D.C. Police Department Data Is Leaked in a Cyberattack
Hacked data from the Washington, D.C., Police Department started leaking onto the internet on Monday, making it the third police department in the United States to be hit by cybercriminals in six weeks.
A group that emerged this year called Babuk claimed responsibility for the leak. Babuk is known for ransomware attacks, which hold victims’ data hostage until they pay a ransom, often in Bitcoin. The group also hit the Houston Rockets N.B.A. team this month.
In their post to the dark web, Babuk’s cybercriminals claimed they had downloaded 250 gigabytes of data and threatened to leak it if their ransom demands were not met in three days. They also threatened to release information about police informants to criminal gangs, and to continue attacking “the state sector,” including the F.B.I. and the Department of Homeland Security’s Cybersecurity and Infrastructure Security Agency. The information already released appeared to include chief’s reports, lists of arrests and lists of persons of interest.
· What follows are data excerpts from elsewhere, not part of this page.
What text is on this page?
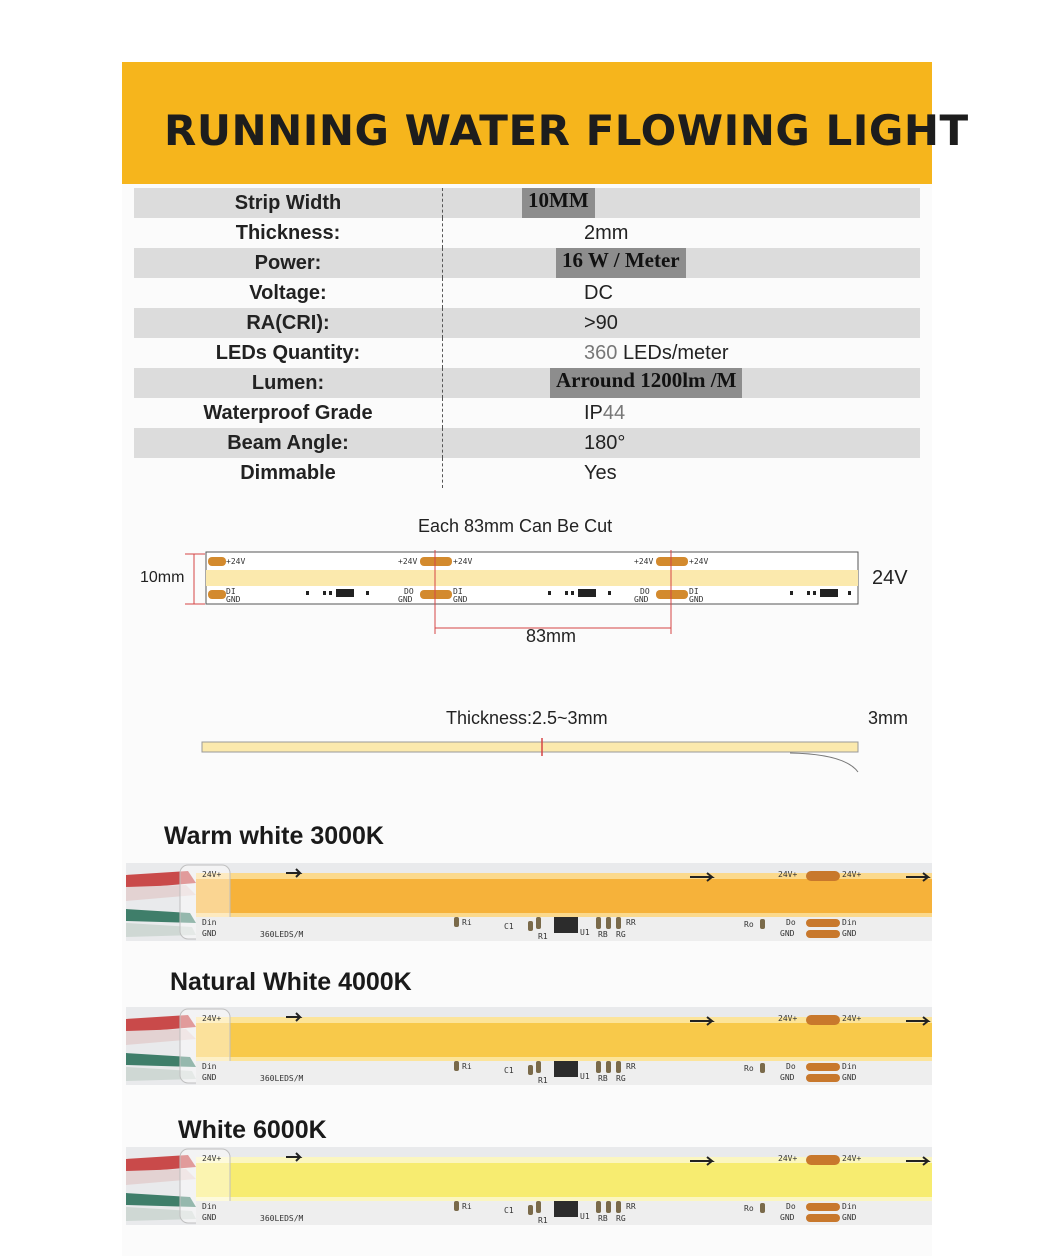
RUNNING WATER FLOWING LIGHT
Strip Width	10MM
Thickness:	2mm
Power:	16 W / Meter
Voltage:	DC
RA(CRI):	>90
LEDs Quantity:	360 LEDs/meter
Lumen:	Arround 1200lm /M
Waterproof Grade	IP44
Beam Angle:	180°
Dimmable	Yes
+24V
DI
GND
+24V	+24V
DO
GND
DI
GND
+24V	+24V
DO
GND
DI
GND
Each 83mm Can Be Cut
10mm	24V
83mm
Thickness:2.5~3mm	3mm
Warm white 3000K
24V+
Din
GND	360LEDS/M
Ri	C1
R1	U1 RB RG
RR	Ro
24V+	24V+
Do
GND
Din
GND
Natural White 4000K
24V+
Din
GND	360LEDS/M
Ri	C1
R1	U1 RB RG
RR	Ro
24V+	24V+
Do
GND
Din
GND
White 6000K
24V+
Din
GND	360LEDS/M
Ri	C1
R1	U1 RB RG
RR	Ro
24V+	24V+
Do
GND
Din
GND
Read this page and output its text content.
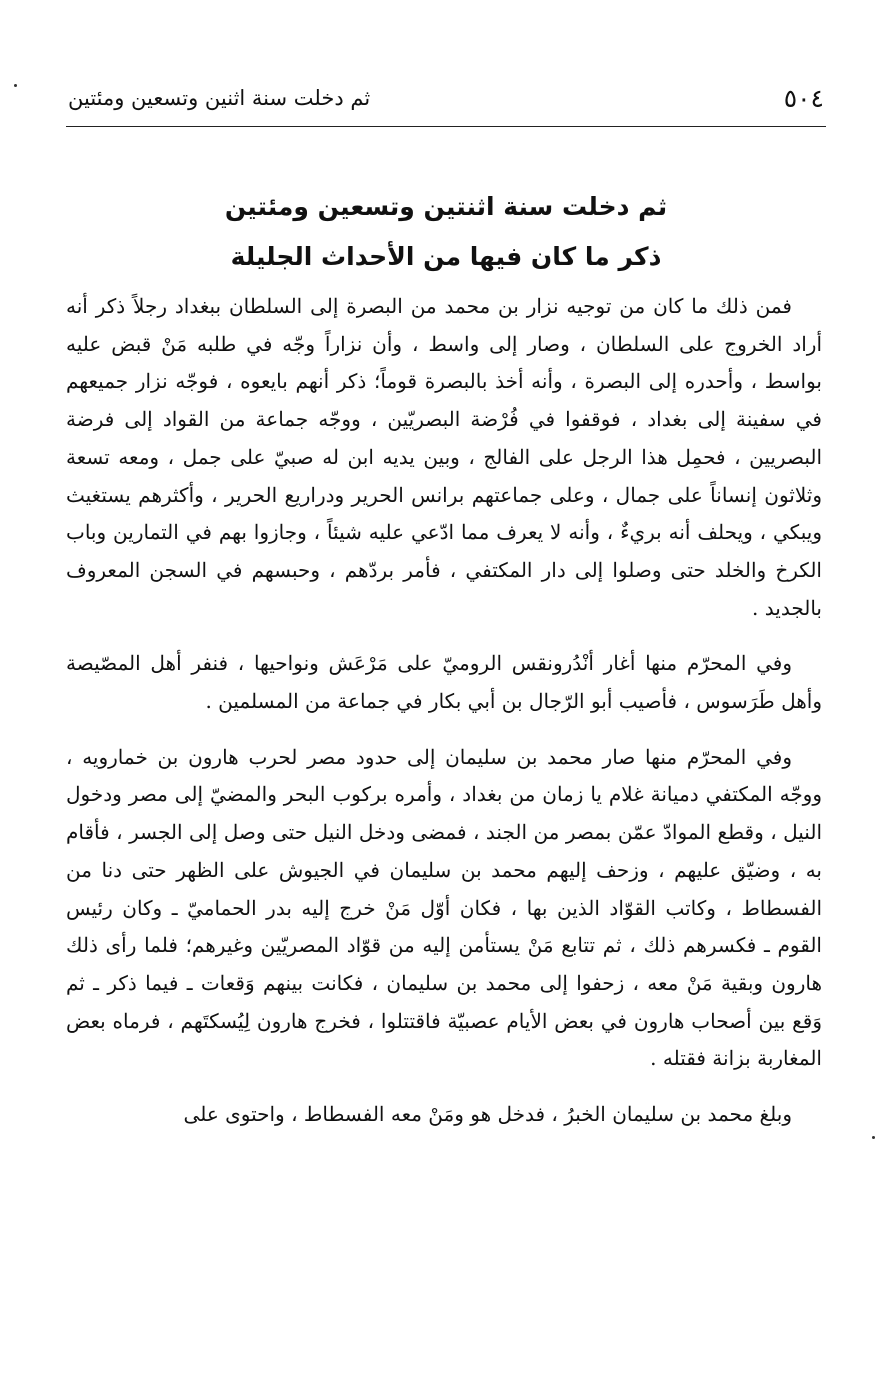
٥٠٤
ثم دخلت سنة اثنين وتسعين ومئتين
ثم دخلت سنة اثنتين وتسعين ومئتين
ذكر ما كان فيها من الأحداث الجليلة

فمن ذلك ما كان من توجيه نزار بن محمد من البصرة إلى السلطان ببغداد رجلاً ذكر أنه أراد الخروج على السلطان ، وصار إلى واسط ، وأن نزاراً وجّه في طلبه مَنْ قبض عليه بواسط ، وأحدره إلى البصرة ، وأنه أخذ بالبصرة قوماً؛ ذكر أنهم بايعوه ، فوجّه نزار جميعهم في سفينة إلى بغداد ، فوقفوا في فُرْضة البصريّين ، ووجّه جماعة من القواد إلى فرضة البصريين ، فحمِل هذا الرجل على الفالج ، وبين يديه ابن له صبيّ على جمل ، ومعه تسعة وثلاثون إنساناً على جمال ، وعلى جماعتهم برانس الحرير ودراريع الحرير ، وأكثرهم يستغيث ويبكي ، ويحلف أنه بريءٌ ، وأنه لا يعرف مما ادّعي عليه شيئاً ، وجازوا بهم في التمارين وباب الكرخ والخلد حتى وصلوا إلى دار المكتفي ، فأمر بردّهم ، وحبسهم في السجن المعروف بالجديد .

وفي المحرّم منها أغار أنْدُرونقس الروميّ على مَرْعَش ونواحيها ، فنفر أهل المصّيصة وأهل طَرَسوس ، فأصيب أبو الرّجال بن أبي بكار في جماعة من المسلمين .

وفي المحرّم منها صار محمد بن سليمان إلى حدود مصر لحرب هارون بن خمارويه ، ووجّه المكتفي دميانة غلام يا زمان من بغداد ، وأمره بركوب البحر والمضيّ إلى مصر ودخول النيل ، وقطع الموادّ عمّن بمصر من الجند ، فمضى ودخل النيل حتى وصل إلى الجسر ، فأقام به ، وضيّق عليهم ، وزحف إليهم محمد بن سليمان في الجيوش على الظهر حتى دنا من الفسطاط ، وكاتب القوّاد الذين بها ، فكان أوّل مَنْ خرج إليه بدر الحماميّ ـ وكان رئيس القوم ـ فكسرهم ذلك ، ثم تتابع مَنْ يستأمن إليه من قوّاد المصريّين وغيرهم؛ فلما رأى ذلك هارون وبقية مَنْ معه ، زحفوا إلى محمد بن سليمان ، فكانت بينهم وَقعات ـ فيما ذكر ـ ثم وَقع بين أصحاب هارون في بعض الأيام عصبيّة فاقتتلوا ، فخرج هارون لِيُسكتَهم ، فرماه بعض المغاربة بزانة فقتله .

وبلغ محمد بن سليمان الخبرُ ، فدخل هو ومَنْ معه الفسطاط ، واحتوى على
The attack appeared to add another high-profile victim to what has become a digital plague in the United States. Since the start of 2021, 26 government agencies have been hit by ransomware, and 16 of those have been the targets of a novel extortion attack in which cybercriminals do not just hold data hostage, but leak it online when victims refuse to pay.
Police computers are especially vulnerable to ransomware because many run ancient systems and software. Although Washington’s police force, called the Metropolitan Police Department, appears to be by far the largest recent victim, earlier in April, the police in the small city of Presque Isle, Maine, were hit by a separate ransomware group that leaked their data online, and in March, the police in Azusa, Calif., outside Los Angeles, were also hit.
The spate of attacks comes as the Biden administration is trying to step up the nation’s cyberdefenses after a series of devastating and far-ranging hackings, including by foreign adversaries, against the federal government and a range of defense contractors, companies and other institutions in the United States. An executive order, meant as something of a first step, is expected soon from the White House. But officials acknowledge that the order alone will do little to stop the attacks.
Officer Hugh Carew, a spokesman for the Metropolitan Police, declined to answer detailed questions about the hacking on Monday, but said in a statement that the police were aware of “unauthorized access on our server.”
He said the police were still working to review the unauthorized activity and to determine the full effect on their network. The department has asked the F.B.I. to investigate the matter, but the bureau did not immediately respond to a request for comment.
The police statement did not mention ransomware. It was not clear if the cybercriminals had successfully locked down the department’s computer networks, in addition to siphoning out its data.
Ransomware dates back almost a decade, when Eastern European cybercriminals infected individual computer users in Europe with malware that encrypted their data until they paid 200 to 300 euros.
But over the past decade, cybercriminals have moved on to big targets in the United States: major corporations like Honeywell, which was the victim of a ransomware attack and data leak this month; cities like Baltimore and New Orleans; and police departments, schools and hospitals, each with increasingly urgent reasons for needing to recover data and digital access amid the coronavirus pandemic.
The pandemic coincided with the worst year on record for ransomware attacks last year, with ransom demands to victims averaging over $100,000 and in some cases totaling tens of millions of dollars, according to the Justice Department.
Last week, the Biden administration tapped John Carlin, the acting deputy attorney general, to lead a ransomware task force of F.B.I. agents and prosecutors from the Justice Department’s criminal and national security divisions, among others.
“Ransomware can have devastating human and financial consequences,” Mr. Carlin wrote in a staff memo dated last Tuesday. “When criminals target critical infrastructure such as hospitals, utilities and municipal networks, their activity jeopardizes the safety and health of Americans.”
Some 27 ransomware groups are now stealing and leaking data, according to Brett Callow, a threat analyst at Emsisoft, a security company.
“The attackers are utilizing stolen data in more extreme ways,” Mr. Callow said. “In this case, they’re threatening to release informant data to gangs. In others, they have contacted customers directly asking them to pressure victims into paying, to stop their personal data from being released.”
Mr. Callow noted that when the police in Dade City, Fla., were hit by the ransomware group Avaddon in December, cybercriminals leaked department data online — including police photographs of dead bodies at crime scenes.
Beyond the release of such sensitive data, attacks on police departments can have devastating consequences on investigations. After a ransomware attack hit a police department in Stuart, Fla., in April 2019, prosecutors were forced to drop 11 narcotics cases against six drug-dealing suspects after critical evidence was destroyed.
“The situation will continue to get worse and worse until governments develop an effective strategy,” Mr. Callow said.